Unless required by law, Anthem does not accept monthly payments from third parties that are not listed above. Examples of third parties from whom Anthem will not accept monthly payments include, but are not limited to, insurance brokers and/or agents, providers, hospitals, not-for-profit organizations (including religious organizations) that have or whose primary donors have a financial interest in the benefits of the contract/policy, commercial entities with a direct or indirect financial interest in the benefits of the contract/policy and employers that offer coverage under an employer health plan. Note: As allowed by law, Anthem reserves the right to decline monthly payments from third parties.

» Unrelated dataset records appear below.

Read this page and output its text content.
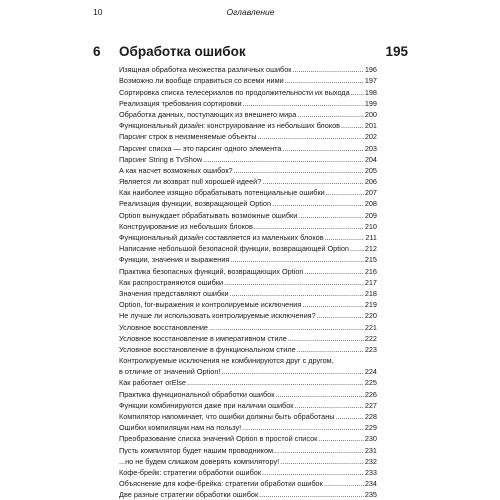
10	Оглавление
6 Обработка ошибок	195
Изящная обработка множества различных ошибок .....	196
Возможно ли вообще справиться со всеми ними .....	197
Сортировка списка телесериалов по продолжительности их выхода ..... 198
Реализация требования сортировки .....	199
Обработка данных, поступающих из внешнего мира .....	200
Функциональный дизайн: конструирование из небольших блоков .....	201
Парсинг строк в неизменяемые объекты .....	202
Парсинг списка — это парсинг одного элемента .....	203
Парсинг String в TvShow .....	204
А как насчет возможных ошибок? .....	205
Является ли возврат null хорошей идеей? .....	206
Как наиболее изящно обрабатывать потенциальные ошибки .....	207
Реализация функции, возвращающей Option .....	208
Option вынуждает обрабатывать возможные ошибки .....	209
Конструирование из небольших блоков .....	210
Функциональный дизайн составляется из маленьких блоков .....	211
Написание небольшой безопасной функции, возвращающей Option ..... 212
Функции, значения и выражения .....	215
Практика безопасных функций, возвращающих Option .....	216
Как распространяются ошибки .....	217
Значения представляют ошибки .....	218
Option, for-выражения и контролируемые исключения .....	219
Не лучше ли использовать контролируемые исключения? .....	220
Условное восстановление .....	221
Условное восстановление в императивном стиле .....	222
Условное восстановление в функциональном стиле .....	223
Контролируемые исключения не комбинируются друг с другом,
в отличие от значений Option! .....	224
Как работает orElse .....	225
Практика функциональной обработки ошибок .....	226
Функции комбинируются даже при наличии ошибок .....	227
Компилятор напоминает, что ошибки должны быть обработаны .....	228
Ошибки компиляции нам на пользу! .....	229
Преобразование списка значений Option в простой список .....	230
Пусть компилятор будет нашим проводником... .....	231
...но не будем слишком доверять компилятору! .....	232
Кофе-брейк: стратегии обработки ошибок .....	233
Объяснение для кофе-брейка: стратегии обработки ошибок .....	234
Две разные стратегии обработки ошибок .....	235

All payments will be debited (taken out of my bank account) or charged to my credit/debit card the day that my coverage is approved. By signing this form, I understand that the amount of the first payment may change from what I was told because my coverage has not been approved yet. In addition, I understand that my future payments may vary as a result of change(s) I make once enrolled, including but not limited to, adding and deleting dependents, moving my residence, changing coverage and/or changes made by Anthem of which I am notified according to my plan/policy. I agree that Anthem has the right to debit/charge my bank account/card in the same way as if it were a check that I signed. I agree to pay any service charge that Anthem may bill me because the debit/charge was not successful. I understand if my monthly payment increases based on a certain percentage, Anthem will stop my automatic payments and send notification to me. I will have the option to reset the automatic monthly payments.